Presiden Joko Widodo saat Penyampaian LHP LKPP Tahun 2022, Istana Negara, 26 Juni 2023. Foto: Tangkapan Layar Youtube Sekretariat Presiden

Presiden Joko Widodo (Jokowi) kembali mengeluhkan banyak anggaran pemerintah daerah yang digunakan untuk membiayai birokrasi. Sehingga tidak memberikan dampak langsung kepada masyarakat.

Hal ini diungkapkan Jokowi saat menerima Penyampaian Laporan Hasil Pemeriksaan Atas Laporan Keuangan Pemerintah Pusat Tahun 2022 dari BPK, di Istana Negara, Jakarta, Senin, (26/6/2023).

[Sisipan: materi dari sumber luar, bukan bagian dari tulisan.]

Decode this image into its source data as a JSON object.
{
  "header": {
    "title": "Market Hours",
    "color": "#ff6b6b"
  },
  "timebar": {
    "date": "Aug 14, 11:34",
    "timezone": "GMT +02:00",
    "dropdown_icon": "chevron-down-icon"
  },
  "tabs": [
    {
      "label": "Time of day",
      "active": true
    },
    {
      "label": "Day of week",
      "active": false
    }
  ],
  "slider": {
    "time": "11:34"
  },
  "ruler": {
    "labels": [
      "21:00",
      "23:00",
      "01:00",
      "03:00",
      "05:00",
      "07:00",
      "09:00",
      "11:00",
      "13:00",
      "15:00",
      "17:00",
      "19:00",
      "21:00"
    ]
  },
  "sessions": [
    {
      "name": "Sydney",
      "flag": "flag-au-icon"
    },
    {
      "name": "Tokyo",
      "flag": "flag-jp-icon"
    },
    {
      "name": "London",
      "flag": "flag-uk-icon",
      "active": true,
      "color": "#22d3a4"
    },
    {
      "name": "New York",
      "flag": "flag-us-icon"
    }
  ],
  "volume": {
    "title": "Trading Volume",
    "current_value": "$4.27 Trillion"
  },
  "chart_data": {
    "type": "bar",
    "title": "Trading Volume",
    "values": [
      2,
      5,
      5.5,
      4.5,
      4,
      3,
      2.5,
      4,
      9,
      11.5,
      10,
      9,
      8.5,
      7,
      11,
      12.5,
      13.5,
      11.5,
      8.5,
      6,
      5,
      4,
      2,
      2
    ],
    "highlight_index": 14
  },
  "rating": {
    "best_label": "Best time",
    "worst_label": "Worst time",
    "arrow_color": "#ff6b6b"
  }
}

“Saya sudah sampaikan beberapa waktu yang lalu, sekali lagi, bukan untuk membiayai proses, bukan untuk membiayai birokrasi. Karena saya yang temukan justru habis banyak di birokrasi,” kata Jokowi saat memberikan sambutan.

Ia mencontohkan, seperti anggaran di beberapa provinsi dan kabupaten yang menurutnya aneh. Seperti anggaran penyuluhan pertanian untuk meningkatkan SDM .

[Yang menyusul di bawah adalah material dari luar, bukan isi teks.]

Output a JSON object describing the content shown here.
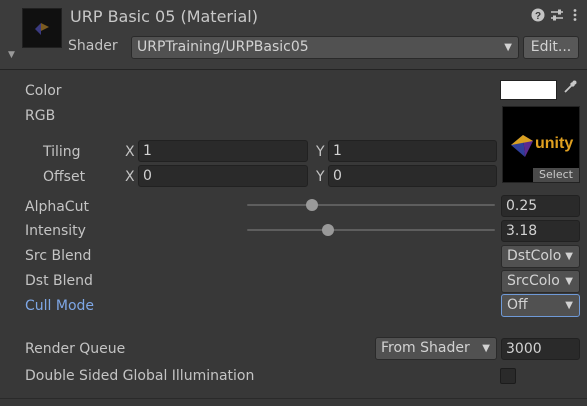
{
  "header": {
    "title": "URP Basic 05 (Material)",
    "shader_label": "Shader",
    "shader_value": "URPTraining/URPBasic05",
    "edit_label": "Edit...",
    "icons": [
      "help-icon",
      "preset-icon",
      "menu-kebab-icon"
    ]
  },
  "properties": {
    "color_label": "Color",
    "color_value": "#ffffff",
    "rgb_label": "RGB",
    "texture_text": "unity",
    "texture_select_label": "Select",
    "tiling_label": "Tiling",
    "offset_label": "Offset",
    "x_label": "X",
    "y_label": "Y",
    "tiling_x": "1",
    "tiling_y": "1",
    "offset_x": "0",
    "offset_y": "0",
    "alphacut_label": "AlphaCut",
    "alphacut_value": "0.25",
    "intensity_label": "Intensity",
    "intensity_value": "3.18",
    "src_blend_label": "Src Blend",
    "src_blend_value": "DstColo",
    "dst_blend_label": "Dst Blend",
    "dst_blend_value": "SrcColo",
    "cull_mode_label": "Cull Mode",
    "cull_mode_value": "Off",
    "render_queue_label": "Render Queue",
    "render_queue_mode": "From Shader",
    "render_queue_value": "3000",
    "dsgi_label": "Double Sided Global Illumination",
    "dsgi_checked": false
  },
  "colors": {
    "accent_blue": "#7ea7e6",
    "panel": "#383838"
  }
}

“Enggak usah saya sebut provinsi mana. Tujuan untuk meningkatkan SDM pertanian, total anggaran Rp 1,5 miliar, Rp 1 miliar untuk perjalanan dinas,” kata Jokowi.

Selain itu ia juga menemukan anggaran untuk pengembangan UMKM di Kabupaten yang tidak langsung berdampak pada masyarakat.

Baca Juga:  Peluang Menteri NasDem Terdepak dalam Reshuffle, Jokowi: Ya Bisa Saja

“Yang kedua ini contoh lagi, pengembangan UMKM, ini di APBD Kabupaten. Pengembangan UMKM, tujuannya untuk pengembangan usaha mikro total anggaran Rp 2,5 miliar, total anggaran Rp 2,5 miliar, Rp 1,9 Miliar untuk honor dan untuk perjalanan dinas,” sebut Jokowi.

Contoh ketiga ia menemukan, pembangunan dan rehabilitasi Balai Penyuluhan dari Pemerintah Kabupaten, dengan anggaran Rp 1 miliar, yang mana RP 734 juta digunakan untuk honor perjalanan dinas dan rapat.

Jokowi menyebut anggaran aneh di pemerintah daerah ini tidak hanya pada satu-dua kabupaten. Melainkan sangat banyak hingga ribuan.

“Saya nggak tahu berapa puluh kali rapat ini dilakukan, bukan hanya tiga contoh ini. banyak ribuan yang seperti ini. mestinya yang namanya overhead itu ya 20% atau paling banyak 25% ini kebalik,” kata Jokowi.